Titus believes that Alicia would have especially approve of peace camp: “She loved kids. She and her fiancé were just at a place where they were ready to think about having children.”

That’s a future that will never be, and even after nearly 14 years, she said, “It’s still hard to believe that it’s real. It’s still hard to get it.”

Titus and her husband John, of St. Paris, have established Alicia’s Peace Fund through the Urbana University Community Fund as well as the annual Alicia Titus Memorial Run for Peace. They also are tireless public speakers, hoping to spread the message of Alicia’s life. Her father described it this way on the Alicia’s Peace Fund website: “She totally opposed violence, acts of terrorism, hate, prejudice, killing or any act against another living thing. Her true nature and human existence were totally opposite of the evil forces that took her life.”

Peace activism so consumed the couple’s life, Titus recalled, “that something had to give. So we quit our jobs.”

Next year, in commemoration of the 15th anniversary of 9/11, Titus plans to devote herself to the museum’s proposed “Peace Heroes Walk Around the World.” It’s a continuation of the theme of the May 2 “Peace Heroes Walk” which drew 1,000 people to downtown Dayton. Sixty teams walked in honor of

Walk director Lonnie Franks of Oakwood said he hopes to organize 50 peace heroes walks in 50 cities around the globe, including Dayton. (The event is still in the planning stages, pending approval from the executive committee of the museum’s board.) “It’s a big project, and I like big projects,” said Franks, retired director of engineering for NCR who now works as an independent contractor. “This will put my organizational skills to the test. I would like to put to rest the urban legend that people who organize for peace aren’t as well-organized as people who organize for war.”

The “Peace Heroes” concept is unifying, rather than polarizing, observes Peace Museum executive director Jerry Leggett. “We’re not just saying, ‘I’m against this. It’s a community coming together to reject vengeance, promote justice and recognize our interconnectedness.”

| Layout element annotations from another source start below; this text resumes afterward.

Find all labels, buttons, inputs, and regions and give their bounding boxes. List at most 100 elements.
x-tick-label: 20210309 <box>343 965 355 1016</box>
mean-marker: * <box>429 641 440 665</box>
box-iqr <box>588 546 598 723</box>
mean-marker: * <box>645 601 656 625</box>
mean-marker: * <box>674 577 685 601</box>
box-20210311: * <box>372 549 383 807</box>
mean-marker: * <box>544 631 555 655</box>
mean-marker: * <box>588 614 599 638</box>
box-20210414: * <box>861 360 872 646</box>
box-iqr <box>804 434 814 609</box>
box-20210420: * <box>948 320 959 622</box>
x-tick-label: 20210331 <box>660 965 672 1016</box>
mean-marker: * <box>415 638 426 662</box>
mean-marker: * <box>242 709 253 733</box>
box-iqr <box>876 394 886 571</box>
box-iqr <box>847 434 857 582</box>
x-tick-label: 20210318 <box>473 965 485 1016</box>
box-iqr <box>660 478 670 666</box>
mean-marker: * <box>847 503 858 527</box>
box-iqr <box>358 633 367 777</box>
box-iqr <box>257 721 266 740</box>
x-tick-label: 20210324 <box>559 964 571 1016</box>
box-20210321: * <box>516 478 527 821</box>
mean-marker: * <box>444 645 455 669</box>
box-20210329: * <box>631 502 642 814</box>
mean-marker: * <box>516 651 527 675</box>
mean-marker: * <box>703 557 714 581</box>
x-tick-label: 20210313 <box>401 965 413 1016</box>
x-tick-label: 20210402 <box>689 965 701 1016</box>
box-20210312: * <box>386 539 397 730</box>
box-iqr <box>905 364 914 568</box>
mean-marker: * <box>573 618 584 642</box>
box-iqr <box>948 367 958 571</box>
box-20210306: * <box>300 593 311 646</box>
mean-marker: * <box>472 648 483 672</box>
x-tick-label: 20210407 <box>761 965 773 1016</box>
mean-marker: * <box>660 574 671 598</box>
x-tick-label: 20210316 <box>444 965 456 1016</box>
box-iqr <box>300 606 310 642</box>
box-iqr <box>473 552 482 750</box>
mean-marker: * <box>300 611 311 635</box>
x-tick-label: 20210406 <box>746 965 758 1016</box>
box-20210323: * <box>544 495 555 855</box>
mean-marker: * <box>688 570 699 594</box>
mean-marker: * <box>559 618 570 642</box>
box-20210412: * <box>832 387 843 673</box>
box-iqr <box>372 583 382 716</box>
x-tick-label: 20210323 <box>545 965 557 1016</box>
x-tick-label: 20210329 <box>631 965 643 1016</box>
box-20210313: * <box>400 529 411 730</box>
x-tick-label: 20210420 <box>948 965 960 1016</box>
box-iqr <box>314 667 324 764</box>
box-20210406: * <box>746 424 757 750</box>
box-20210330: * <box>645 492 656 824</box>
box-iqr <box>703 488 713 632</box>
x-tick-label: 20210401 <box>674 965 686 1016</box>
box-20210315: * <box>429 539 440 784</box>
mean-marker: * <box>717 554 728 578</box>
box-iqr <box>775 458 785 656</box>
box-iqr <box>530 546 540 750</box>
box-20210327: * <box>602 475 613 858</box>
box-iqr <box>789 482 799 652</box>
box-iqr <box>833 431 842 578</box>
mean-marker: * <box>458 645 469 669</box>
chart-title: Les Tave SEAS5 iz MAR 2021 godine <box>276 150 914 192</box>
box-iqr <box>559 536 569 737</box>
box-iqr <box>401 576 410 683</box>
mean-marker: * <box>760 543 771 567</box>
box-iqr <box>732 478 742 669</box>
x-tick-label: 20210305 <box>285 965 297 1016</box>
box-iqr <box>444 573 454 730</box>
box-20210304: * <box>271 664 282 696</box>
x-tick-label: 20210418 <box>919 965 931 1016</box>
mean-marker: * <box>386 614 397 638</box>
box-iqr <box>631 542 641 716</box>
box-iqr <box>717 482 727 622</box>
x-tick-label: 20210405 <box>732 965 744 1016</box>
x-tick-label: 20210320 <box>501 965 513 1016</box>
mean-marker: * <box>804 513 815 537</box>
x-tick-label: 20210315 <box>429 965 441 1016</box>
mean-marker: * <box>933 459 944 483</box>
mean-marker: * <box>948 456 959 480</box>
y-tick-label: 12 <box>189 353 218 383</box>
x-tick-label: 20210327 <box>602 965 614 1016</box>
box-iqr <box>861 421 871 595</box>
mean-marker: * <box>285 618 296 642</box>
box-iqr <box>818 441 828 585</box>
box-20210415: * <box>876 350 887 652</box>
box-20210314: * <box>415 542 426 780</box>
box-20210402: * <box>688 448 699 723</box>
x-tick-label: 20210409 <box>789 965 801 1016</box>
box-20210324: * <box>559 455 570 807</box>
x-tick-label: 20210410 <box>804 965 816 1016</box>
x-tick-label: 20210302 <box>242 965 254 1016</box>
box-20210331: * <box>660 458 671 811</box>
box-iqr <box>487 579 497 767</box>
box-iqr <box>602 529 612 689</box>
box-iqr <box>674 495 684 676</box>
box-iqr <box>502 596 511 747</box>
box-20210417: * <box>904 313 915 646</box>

Concurred Franks, “We’re all in this together.” And the Titus family’s participation would send a powerful message, he added: “They are telling the story of what happened and working so that another 9/11 doesn’t occur.”

For Bev and John Titus, it’s a way of extending the legacy of the lively, loving, adventurous daughter they lost much too soon. “Her spirit still lives,” Bev said.